通期ガイダンスについてはレンジを狭め、売上高は6億3500万ドル~6億4500万ドル、調整後EBITDAは1億5100万ドル~1億5600万ドルと予想。従来のレンジは1億5800万ドル~1億6300万ドルだった。エネルパックはまた、継ぎ接ぎ・溶接機器を提供するスペシャライズド・ファブリケーション・エクイップメント・グループLLCを買収することで合意したと発表した。これにより、より高成長のエンド市場でのプレゼンス拡大を図る。
産業用ツール&サービス部門では、製品売上高は前年同期比で有機的に5%増加した一方、サービス収入は有機的に8%減少した。サービス収入は前期比で17%改善しており、同社の立て直し努力が進展していることを示している。
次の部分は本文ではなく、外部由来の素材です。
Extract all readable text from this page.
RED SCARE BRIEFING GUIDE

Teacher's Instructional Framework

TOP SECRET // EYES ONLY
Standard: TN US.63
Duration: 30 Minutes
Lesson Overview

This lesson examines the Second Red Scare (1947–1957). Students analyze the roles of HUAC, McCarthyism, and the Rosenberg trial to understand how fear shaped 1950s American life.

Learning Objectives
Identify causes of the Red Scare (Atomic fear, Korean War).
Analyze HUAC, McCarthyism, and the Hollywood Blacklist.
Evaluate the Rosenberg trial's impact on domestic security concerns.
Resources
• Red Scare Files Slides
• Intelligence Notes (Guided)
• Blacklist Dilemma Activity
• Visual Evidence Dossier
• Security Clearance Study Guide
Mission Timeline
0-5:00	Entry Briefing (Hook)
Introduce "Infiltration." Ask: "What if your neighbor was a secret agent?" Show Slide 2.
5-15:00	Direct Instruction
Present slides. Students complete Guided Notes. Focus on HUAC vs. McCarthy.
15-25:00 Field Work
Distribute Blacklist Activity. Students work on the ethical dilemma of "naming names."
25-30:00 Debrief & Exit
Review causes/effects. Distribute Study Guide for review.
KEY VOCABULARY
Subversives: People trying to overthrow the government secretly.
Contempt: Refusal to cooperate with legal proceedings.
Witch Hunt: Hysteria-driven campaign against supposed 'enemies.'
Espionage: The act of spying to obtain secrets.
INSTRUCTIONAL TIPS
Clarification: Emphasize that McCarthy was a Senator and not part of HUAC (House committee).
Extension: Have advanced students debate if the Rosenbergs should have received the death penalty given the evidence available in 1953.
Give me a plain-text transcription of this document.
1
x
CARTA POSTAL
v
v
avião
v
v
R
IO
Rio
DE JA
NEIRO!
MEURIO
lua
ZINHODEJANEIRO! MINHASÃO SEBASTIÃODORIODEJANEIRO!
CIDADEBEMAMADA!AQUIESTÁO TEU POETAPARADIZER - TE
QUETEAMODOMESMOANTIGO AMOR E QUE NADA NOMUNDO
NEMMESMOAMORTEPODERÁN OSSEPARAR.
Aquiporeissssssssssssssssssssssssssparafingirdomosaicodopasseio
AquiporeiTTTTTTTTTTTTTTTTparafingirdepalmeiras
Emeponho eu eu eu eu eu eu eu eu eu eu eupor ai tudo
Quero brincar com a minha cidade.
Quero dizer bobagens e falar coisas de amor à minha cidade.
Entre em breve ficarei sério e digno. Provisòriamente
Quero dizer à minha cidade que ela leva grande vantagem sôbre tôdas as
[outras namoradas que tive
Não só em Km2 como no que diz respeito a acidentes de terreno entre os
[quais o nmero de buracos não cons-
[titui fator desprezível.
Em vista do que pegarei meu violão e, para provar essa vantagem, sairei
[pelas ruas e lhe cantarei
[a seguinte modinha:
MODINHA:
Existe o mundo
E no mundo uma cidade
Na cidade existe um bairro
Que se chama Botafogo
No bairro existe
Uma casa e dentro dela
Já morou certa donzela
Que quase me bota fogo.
同社の小規模な医療機器事業であるコートランド・バイオメディカルは、有機的売上高成長率25%を記録した。
四半期の純利益は2980万ドル(希薄化後1株当たり0.58ドル)で、前年同期の2200万ドル(同0.41ドル)と比較した。同社は四半期中に約42万株を1500万ドルで自社株買いを実施し、2億ドルの自社株買い枠のうち約1億2000万ドルが残っている。
エネルパックの四半期末時点の現金は1億1570万ドル、負債は1億8480万ドルで、ネットデット対調整後EBITDA比率は0.5倍となった。9カ月間の営業キャッシュフローは合計6900万ドルで、前年同期の5600万ドルから増加した。
ガイダンスの修正は、サービス事業による短期的な圧力と地政学的な不確実性を反映したものだと、CFOのダレン・コジック氏は決算説明会で述べた。同社は現在、調整後希薄化後EPSを1.84~1.89ドルと見込んでおり、従来の予想は1.85~1.92ドルだった。
エネルパック株は年初来で約7.9%下落しており、S&P500の10.1%上昇を下回っている。今回の決算上振れは、想定以上のオペレーショナル・パフォーマンスを示唆するものの、EBITDAガイダンスの引き下げが先行き見通しに冷や水を浴びせている。投資家は、SFEグループの買収とサービス部門の回復に関する最新情報を得るため、同社の第4四半期決算説明会に注目することになる。
本記事は情報提供のみを目的としており、投資助言を構成するものではない。